An image is represented by an m x n integer array image where image[i][j] represents the pixel value of the image.

You are given an integer array sr representing the row index and sc representing the column index of the starting pixel.

You are also given an integer newColor.

You should perform a flood fill on the image starting from the pixel (sr, sc).

To perform a flood fill, consider the starting pixel, plus any pixels connected 4-directionally to the starting pixel of the same color as the starting pixel, plus any pixels connected 4-directionally to those pixels (also with the same color as the starting pixel), and so on. Replace the color of all these connected pixels with newColor.

Return the modified image.

Example 1

Input: image = [[1,1,1],[1,1,0],[1,0,1]], sr = 1, sc = 1, newColor = 2

Output: [[2,2,2],[2,2,0],[2,0,1]]

Explanation: From the center of the image (with the value of 1), all connected 1s will be changed to 2. Note that only connected pixels of value 1 are changed.

Example 2

Input: image = [[0,0,0],[0,0,0]], sr = 0, sc = 0, newColor = 2

Output: [[2,2,2],[2,2,2]]

Steps

Base Case: If the starting pixel's color is already the newColor, return the image as no change is needed.
Depth-First Search (DFS): Use a recursive or iterative DFS approach to traverse all connected pixels of the same color as the starting pixel.
Mark Visited Pixels: Keep track of visited pixels to avoid infinite loops.
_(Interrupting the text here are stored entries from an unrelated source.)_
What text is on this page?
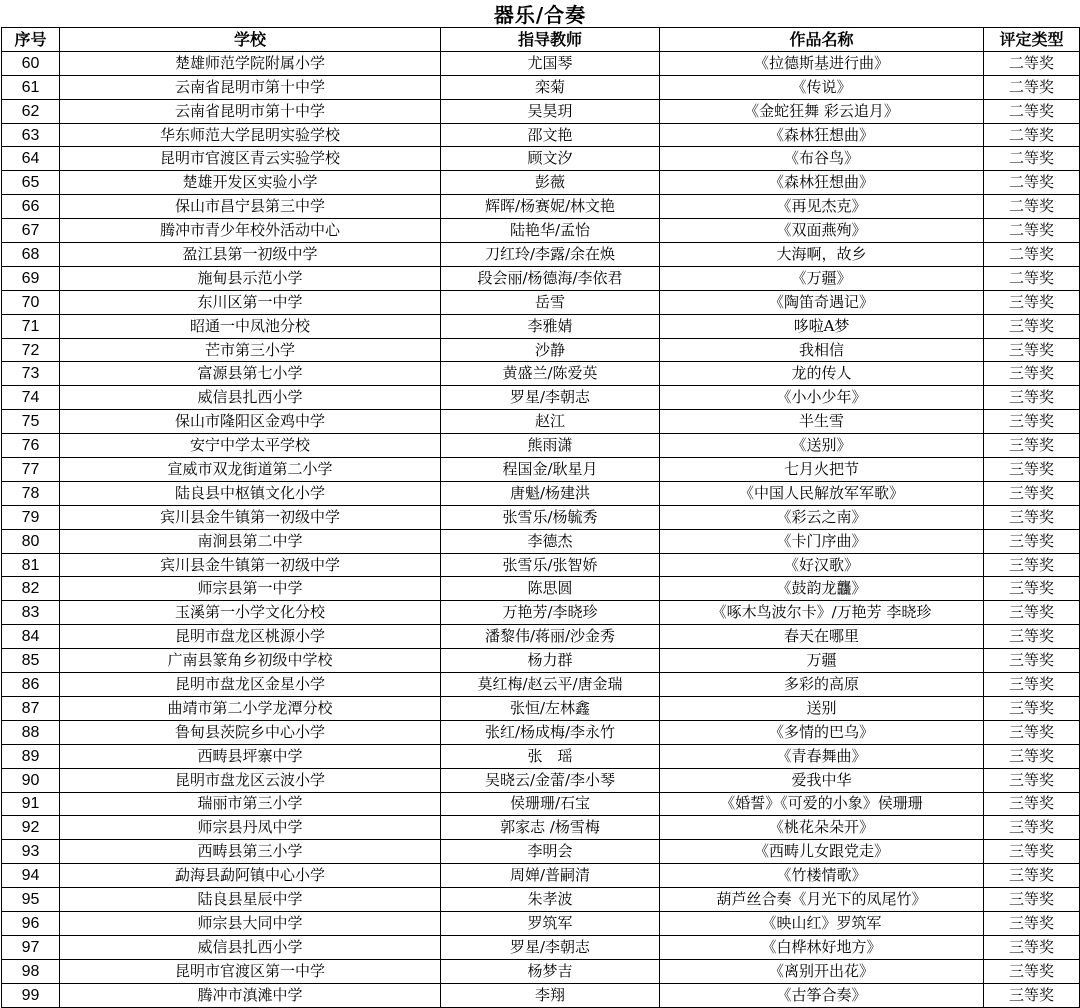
器乐/合奏
序号	学校	指导教师	作品名称	评定类型
60	楚雄师范学院附属小学	尤国琴	《拉德斯基进行曲》	二等奖
61	云南省昆明市第十中学	栾菊	《传说》	二等奖
62	云南省昆明市第十中学	吴昊玥	《金蛇狂舞 彩云追月》	二等奖
63	华东师范大学昆明实验学校	邵文艳	《森林狂想曲》	二等奖
64	昆明市官渡区青云实验学校	顾文汐	《布谷鸟》	二等奖
65	楚雄开发区实验小学	彭薇	《森林狂想曲》	二等奖
66	保山市昌宁县第三中学	辉晖/杨赛妮/林文艳	《再见杰克》	二等奖
67	腾冲市青少年校外活动中心	陆艳华/孟怡	《双面燕殉》	二等奖
68	盈江县第一初级中学	刀红玲/李露/余在焕	大海啊，故乡	二等奖
69	施甸县示范小学	段会丽/杨德海/李依君	《万疆》	二等奖
70	东川区第一中学	岳雪	《陶笛奇遇记》	三等奖
71	昭通一中凤池分校	李雅婧	哆啦A梦	三等奖
72	芒市第三小学	沙静	我相信	三等奖
73	富源县第七小学	黄盛兰/陈爱英	龙的传人	三等奖
74	威信县扎西小学	罗星/李朝志	《小小少年》	三等奖
75	保山市隆阳区金鸡中学	赵江	半生雪	三等奖
76	安宁中学太平学校	熊雨潇	《送别》	三等奖
77	宣威市双龙街道第二小学	程国金/耿星月	七月火把节	三等奖
78	陆良县中枢镇文化小学	唐魁/杨建洪	《中国人民解放军军歌》	三等奖
79	宾川县金牛镇第一初级中学	张雪乐/杨毓秀	《彩云之南》	三等奖
80	南涧县第二中学	李德杰	《卡门序曲》	三等奖
81	宾川县金牛镇第一初级中学	张雪乐/张智娇	《好汉歌》	三等奖
82	师宗县第一中学	陈思圆	《鼓韵龙龘》	三等奖
83	玉溪第一小学文化分校	万艳芳/李晓珍	《啄木鸟波尔卡》/万艳芳 李晓珍	三等奖
84	昆明市盘龙区桃源小学	潘黎伟/蒋丽/沙金秀	春天在哪里	三等奖
85	广南县篆角乡初级中学校	杨力群	万疆	三等奖
86	昆明市盘龙区金星小学	莫红梅/赵云平/唐金瑞	多彩的高原	三等奖
87	曲靖市第二小学龙潭分校	张恒/左林鑫	送别	三等奖
88	鲁甸县茨院乡中心小学	张红/杨成梅/李永竹	《多情的巴乌》	三等奖
89	西畴县坪寨中学	张　瑶	《青春舞曲》	三等奖
90	昆明市盘龙区云波小学	吴晓云/金蕾/李小琴	爱我中华	三等奖
91	瑞丽市第三小学	侯珊珊/石宝	《婚誓》《可爱的小象》侯珊珊	三等奖
92	师宗县丹凤中学	郭家志 /杨雪梅	《桃花朵朵开》	三等奖
93	西畴县第三小学	李明会	《西畴儿女跟党走》	三等奖
94	勐海县勐阿镇中心小学	周婵/普嗣清	《竹楼情歌》	三等奖
95	陆良县星辰中学	朱孝波	葫芦丝合奏《月光下的凤尾竹》	三等奖
96	师宗县大同中学	罗筑军	《映山红》罗筑军	三等奖
97	威信县扎西小学	罗星/李朝志	《白桦林好地方》	三等奖
98	昆明市官渡区第一中学	杨梦吉	《离别开出花》	三等奖
99	腾冲市滇滩中学	李翔	《古筝合奏》	三等奖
You can either modify the original image in-place (setting the color to newColor as you visit) or use a separate visited array. In-place modification is more efficient in terms of space.
Explore Neighbors: For each pixel, explore its four neighbors (up, down, left, right). If a neighbor has the same color as the starting pixel and hasn't been visited, recursively/iteratively call the DFS function on it.
Return Modified Image: After the DFS is complete, return the modified image.

Explanation

The solution uses Depth-First Search (DFS) to explore connected components of pixels with the same initial color. DFS is a graph traversal algorithm suitable for exploring connected components. We recursively visit neighboring pixels with the same color, changing their color to newColor as we go. The base case handles the situation where no change is necessary, and we use boundary checks to prevent out-of-bounds array accesses.

Code

public class Solution {
    public int[][] FloodFill(int[][] image, int sr, int sc, int newColor) {
        int originalColor = image[sr][sc];
        if (originalColor == newColor) return image;

        int rows = image.Length;
        int cols = image[0].Length;

        void DFS(int r, int c) {
            if (r < 0 || r >= rows || c < 0 || c >= cols || image[r][c] != originalColor) return;
            image[r][c] = newColor;
            DFS(r + 1, c);
            DFS(r - 1, c);
            DFS(r, c + 1);
            DFS(r, c - 1);
        }

        DFS(sr, sc);
        return image;
    }
}

Complexity

Time Complexity: O(M * N), where M and N are the dimensions of the image. In the worst-case scenario, we visit every pixel.
Space Complexity: O(M * N) in the worst case due to the recursive call stack. In practice, it's often much less due to the early termination of recursive calls in many cases. If you use an iterative solution with a stack, the space complexity would be O(min(M,N)) in the worst case, representing the maximum depth of the stack. Using an in-place algorithm avoids the need for a separate visited array.